7.2    De raad ziet daarnaast aanleiding om verweerster overeenkomstig artikel 48, zesde lid, Advocatenwet te veroordelen in de kosten die klaagster in verband met de behandeling van de klacht redelijkerwijs heeft moeten maken. Deze kosten worden vastgesteld op een bedrag van EUR 25,00 aan reiskosten.

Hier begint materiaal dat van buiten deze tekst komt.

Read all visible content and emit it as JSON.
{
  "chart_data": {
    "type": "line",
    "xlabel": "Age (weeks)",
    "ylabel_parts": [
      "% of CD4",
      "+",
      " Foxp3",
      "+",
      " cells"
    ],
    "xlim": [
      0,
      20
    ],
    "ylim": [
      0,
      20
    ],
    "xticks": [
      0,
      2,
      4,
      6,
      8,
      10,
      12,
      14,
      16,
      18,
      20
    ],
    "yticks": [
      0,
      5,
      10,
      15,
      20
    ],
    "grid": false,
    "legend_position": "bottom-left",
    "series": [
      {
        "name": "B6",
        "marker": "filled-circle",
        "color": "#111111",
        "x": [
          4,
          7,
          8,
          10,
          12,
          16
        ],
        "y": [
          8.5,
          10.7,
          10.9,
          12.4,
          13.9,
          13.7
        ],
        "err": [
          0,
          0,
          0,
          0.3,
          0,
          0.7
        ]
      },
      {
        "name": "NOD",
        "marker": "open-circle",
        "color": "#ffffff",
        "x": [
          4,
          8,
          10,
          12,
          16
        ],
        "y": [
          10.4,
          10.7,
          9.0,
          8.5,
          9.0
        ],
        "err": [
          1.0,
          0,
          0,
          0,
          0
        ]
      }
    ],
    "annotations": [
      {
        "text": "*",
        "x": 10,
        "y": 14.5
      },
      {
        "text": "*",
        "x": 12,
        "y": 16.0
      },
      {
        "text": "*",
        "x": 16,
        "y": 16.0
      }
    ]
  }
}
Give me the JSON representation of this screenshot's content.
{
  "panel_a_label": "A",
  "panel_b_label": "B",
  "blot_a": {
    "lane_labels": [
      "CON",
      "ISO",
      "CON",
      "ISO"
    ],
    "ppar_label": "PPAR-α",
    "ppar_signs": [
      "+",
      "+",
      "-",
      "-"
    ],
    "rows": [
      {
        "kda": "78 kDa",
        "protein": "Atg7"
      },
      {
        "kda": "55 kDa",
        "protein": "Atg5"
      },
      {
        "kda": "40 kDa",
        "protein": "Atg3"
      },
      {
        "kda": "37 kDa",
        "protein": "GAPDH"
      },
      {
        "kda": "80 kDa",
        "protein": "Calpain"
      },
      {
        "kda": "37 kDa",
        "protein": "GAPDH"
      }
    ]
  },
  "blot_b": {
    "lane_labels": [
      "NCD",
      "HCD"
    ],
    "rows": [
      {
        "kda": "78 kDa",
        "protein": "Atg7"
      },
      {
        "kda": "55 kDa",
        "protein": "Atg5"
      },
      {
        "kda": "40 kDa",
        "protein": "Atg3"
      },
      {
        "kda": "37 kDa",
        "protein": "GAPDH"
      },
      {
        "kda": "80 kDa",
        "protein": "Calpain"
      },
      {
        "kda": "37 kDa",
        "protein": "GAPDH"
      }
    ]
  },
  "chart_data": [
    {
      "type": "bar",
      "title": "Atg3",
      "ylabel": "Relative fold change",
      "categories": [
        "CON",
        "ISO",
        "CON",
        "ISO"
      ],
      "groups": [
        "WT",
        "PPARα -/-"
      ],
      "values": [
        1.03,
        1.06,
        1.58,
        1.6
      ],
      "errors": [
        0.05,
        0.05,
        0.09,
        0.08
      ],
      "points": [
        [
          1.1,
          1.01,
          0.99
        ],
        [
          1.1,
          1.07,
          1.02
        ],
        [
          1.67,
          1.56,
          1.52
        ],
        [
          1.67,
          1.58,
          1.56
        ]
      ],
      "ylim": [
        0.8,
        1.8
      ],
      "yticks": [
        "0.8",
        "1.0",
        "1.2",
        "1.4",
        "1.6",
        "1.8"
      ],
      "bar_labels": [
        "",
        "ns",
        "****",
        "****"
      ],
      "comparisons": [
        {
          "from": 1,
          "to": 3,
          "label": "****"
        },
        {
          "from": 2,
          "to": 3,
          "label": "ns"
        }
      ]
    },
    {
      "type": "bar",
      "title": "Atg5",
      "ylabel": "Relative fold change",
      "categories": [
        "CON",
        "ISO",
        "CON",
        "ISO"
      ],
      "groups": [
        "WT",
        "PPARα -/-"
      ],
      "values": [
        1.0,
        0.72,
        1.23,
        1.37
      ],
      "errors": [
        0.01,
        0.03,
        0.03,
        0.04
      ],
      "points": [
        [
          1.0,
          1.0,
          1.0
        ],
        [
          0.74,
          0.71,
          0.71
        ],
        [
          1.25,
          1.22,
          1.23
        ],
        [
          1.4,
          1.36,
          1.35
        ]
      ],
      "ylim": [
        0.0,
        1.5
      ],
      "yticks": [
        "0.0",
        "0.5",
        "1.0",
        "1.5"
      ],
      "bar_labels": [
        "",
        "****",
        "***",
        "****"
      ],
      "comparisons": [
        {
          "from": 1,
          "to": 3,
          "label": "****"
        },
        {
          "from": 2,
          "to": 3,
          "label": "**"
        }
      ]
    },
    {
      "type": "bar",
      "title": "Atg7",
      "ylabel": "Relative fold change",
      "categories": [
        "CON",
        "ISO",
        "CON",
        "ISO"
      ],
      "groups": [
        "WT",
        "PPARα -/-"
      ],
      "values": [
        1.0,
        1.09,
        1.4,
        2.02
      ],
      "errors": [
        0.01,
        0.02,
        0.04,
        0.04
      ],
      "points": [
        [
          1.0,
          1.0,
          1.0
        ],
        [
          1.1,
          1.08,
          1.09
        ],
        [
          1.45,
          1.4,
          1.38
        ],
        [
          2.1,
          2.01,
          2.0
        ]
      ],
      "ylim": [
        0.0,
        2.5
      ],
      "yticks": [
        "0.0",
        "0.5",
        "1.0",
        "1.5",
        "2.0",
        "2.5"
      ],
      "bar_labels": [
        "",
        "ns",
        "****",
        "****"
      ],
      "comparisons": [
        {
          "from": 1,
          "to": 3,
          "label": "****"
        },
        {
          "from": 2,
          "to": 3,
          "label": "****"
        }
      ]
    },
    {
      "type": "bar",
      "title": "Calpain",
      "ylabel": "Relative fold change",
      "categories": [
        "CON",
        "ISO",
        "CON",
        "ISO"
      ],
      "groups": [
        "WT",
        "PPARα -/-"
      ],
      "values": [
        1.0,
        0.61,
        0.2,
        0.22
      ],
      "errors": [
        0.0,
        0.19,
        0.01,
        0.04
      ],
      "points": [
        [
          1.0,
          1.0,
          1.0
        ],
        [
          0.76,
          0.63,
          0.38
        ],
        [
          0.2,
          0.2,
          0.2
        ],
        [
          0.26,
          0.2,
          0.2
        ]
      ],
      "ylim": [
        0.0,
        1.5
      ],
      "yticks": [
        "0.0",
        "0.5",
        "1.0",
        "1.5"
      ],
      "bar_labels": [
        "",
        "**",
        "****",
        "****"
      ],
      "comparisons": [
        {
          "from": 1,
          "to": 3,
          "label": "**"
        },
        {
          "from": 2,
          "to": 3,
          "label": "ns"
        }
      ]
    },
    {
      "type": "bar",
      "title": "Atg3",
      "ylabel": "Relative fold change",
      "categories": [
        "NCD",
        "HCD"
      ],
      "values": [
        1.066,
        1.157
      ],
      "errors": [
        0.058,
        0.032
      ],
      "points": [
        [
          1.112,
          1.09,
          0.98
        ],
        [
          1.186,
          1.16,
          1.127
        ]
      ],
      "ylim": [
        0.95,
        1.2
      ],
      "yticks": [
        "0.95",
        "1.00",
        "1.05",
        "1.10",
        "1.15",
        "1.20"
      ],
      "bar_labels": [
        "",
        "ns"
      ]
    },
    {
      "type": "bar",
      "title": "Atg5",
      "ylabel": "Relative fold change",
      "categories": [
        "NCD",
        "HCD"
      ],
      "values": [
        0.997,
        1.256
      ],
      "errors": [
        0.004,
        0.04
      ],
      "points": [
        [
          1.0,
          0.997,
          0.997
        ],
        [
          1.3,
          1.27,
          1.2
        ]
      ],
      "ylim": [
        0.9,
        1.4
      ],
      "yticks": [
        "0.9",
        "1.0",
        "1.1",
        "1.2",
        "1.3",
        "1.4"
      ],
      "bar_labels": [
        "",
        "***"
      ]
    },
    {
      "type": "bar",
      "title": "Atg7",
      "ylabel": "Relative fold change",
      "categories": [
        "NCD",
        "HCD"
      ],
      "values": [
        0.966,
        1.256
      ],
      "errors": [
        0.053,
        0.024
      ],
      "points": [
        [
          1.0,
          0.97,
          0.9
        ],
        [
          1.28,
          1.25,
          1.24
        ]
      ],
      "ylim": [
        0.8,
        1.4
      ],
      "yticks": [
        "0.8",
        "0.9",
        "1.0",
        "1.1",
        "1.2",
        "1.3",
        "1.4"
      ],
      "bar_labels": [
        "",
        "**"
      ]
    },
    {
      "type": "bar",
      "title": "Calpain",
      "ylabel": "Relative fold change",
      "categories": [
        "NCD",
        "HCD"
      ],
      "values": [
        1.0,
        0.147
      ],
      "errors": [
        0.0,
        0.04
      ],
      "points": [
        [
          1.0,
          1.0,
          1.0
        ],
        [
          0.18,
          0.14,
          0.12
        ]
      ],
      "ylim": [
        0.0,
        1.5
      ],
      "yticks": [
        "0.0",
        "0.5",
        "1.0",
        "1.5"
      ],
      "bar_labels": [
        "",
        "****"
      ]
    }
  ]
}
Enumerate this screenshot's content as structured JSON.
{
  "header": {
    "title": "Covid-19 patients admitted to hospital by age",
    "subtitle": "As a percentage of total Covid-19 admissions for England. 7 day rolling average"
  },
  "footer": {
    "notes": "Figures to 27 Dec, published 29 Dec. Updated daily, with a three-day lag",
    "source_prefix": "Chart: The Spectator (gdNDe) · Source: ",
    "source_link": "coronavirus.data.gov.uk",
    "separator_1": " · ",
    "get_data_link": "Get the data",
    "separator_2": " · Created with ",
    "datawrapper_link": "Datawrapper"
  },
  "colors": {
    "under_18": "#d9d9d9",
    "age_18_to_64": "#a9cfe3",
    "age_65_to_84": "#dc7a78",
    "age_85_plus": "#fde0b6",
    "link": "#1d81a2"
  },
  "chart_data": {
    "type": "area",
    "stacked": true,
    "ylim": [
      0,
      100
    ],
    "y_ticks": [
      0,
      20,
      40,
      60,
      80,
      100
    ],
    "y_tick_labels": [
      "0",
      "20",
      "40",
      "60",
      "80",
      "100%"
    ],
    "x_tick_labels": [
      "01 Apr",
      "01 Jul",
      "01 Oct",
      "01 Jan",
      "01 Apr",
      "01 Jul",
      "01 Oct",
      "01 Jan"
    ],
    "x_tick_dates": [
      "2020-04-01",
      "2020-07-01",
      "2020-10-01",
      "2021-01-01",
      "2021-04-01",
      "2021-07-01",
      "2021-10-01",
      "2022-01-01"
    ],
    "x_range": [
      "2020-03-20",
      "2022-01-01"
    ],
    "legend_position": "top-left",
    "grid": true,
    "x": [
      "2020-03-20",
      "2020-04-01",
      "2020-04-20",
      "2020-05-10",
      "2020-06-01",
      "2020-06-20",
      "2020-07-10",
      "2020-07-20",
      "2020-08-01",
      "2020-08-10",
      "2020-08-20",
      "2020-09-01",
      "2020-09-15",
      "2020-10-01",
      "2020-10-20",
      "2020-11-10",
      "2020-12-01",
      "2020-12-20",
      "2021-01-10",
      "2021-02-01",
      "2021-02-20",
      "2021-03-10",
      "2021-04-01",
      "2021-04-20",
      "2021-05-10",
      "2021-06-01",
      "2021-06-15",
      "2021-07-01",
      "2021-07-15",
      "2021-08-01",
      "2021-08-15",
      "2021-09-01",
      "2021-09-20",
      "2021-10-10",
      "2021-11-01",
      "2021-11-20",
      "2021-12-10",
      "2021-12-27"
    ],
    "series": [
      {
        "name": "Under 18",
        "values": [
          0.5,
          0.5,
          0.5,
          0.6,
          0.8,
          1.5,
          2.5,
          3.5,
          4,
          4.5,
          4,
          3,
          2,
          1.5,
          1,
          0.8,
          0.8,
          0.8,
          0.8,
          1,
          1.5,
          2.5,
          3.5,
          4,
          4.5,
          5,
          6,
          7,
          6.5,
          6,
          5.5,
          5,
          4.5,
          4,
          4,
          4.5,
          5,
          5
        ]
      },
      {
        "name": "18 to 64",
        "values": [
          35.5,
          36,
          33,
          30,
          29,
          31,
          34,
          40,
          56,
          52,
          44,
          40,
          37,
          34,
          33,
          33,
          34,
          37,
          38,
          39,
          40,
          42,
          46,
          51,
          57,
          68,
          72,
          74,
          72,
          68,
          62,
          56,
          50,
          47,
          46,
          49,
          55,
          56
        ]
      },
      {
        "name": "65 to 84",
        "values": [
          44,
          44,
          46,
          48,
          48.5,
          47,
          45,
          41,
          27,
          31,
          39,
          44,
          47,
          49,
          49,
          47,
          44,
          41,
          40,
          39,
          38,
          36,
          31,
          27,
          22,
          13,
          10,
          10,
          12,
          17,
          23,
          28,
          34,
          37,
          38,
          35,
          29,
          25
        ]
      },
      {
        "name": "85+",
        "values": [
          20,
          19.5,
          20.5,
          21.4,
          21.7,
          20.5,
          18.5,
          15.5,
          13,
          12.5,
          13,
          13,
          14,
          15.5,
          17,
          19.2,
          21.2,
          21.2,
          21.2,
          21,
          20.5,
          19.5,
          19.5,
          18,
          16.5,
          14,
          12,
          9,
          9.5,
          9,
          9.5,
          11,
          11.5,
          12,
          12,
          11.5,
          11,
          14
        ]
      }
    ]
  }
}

7.3    De raad ziet eveneens aanleiding om verweerster gelet op artikel 48ac, eerste lid, onder b Advocatenwet te veroordelen in de kosten die de Nederlandse Orde van Advocaten in verband met de behandeling van de zaak heeft moeten maken. Deze kosten worden vastgesteld op EUR 1.000,00. De raad bepaalt dat deze kosten binnen vier weken na het onherroepelijk worden van deze beslissing moeten worden betaald aan de Nederlandse Orde van Advocaten. Dit bedrag kan worden betaald op rekeningnummer IBAN: NL85 INGB 0000 0790 00, BIC: INGBNL2A, t.n.v. Nederlandse Orde van Advocaten, Den Haag, onder vermelding van “kostenveroordeling” en het zaaknummer.

BESLISSING

De raad van discipline:

-    verklaart de klacht gegrond;

-    legt aan verweerster de maatregel van waarschuwing op;

-    veroordeelt verweerster tot betaling van het griffierecht van EUR 50,00 aan klaagster;

-    veroordeelt verweerster tot betaling van de reiskosten van EUR 25,00 aan klaagster;

-    veroordeelt verweerster tot betaling van de proceskosten van EUR 1.000,00 aan de Nederlandse Orde van Advocaten, op de wijze en binnen de termijn als onder 7.3 bepaald;

-    wijst de door klaagster verzochte materiële en immateriële schadevergoeding af.

Aldus beslist door mr. G.A.F.M. Wouters, voorzitter, mrs. R. de Haan, M.F. Laning,

P. Rijpstra en P.C.M. van Schijndel, leden, bijgestaan door mr. M.M.C. van der Sanden als griffier en uitgesproken in het openbaar op 12 maart 2018.

Griffier    Voorzitter

Deze beslissing is in afschrift op 13 maart 2018 verzonde.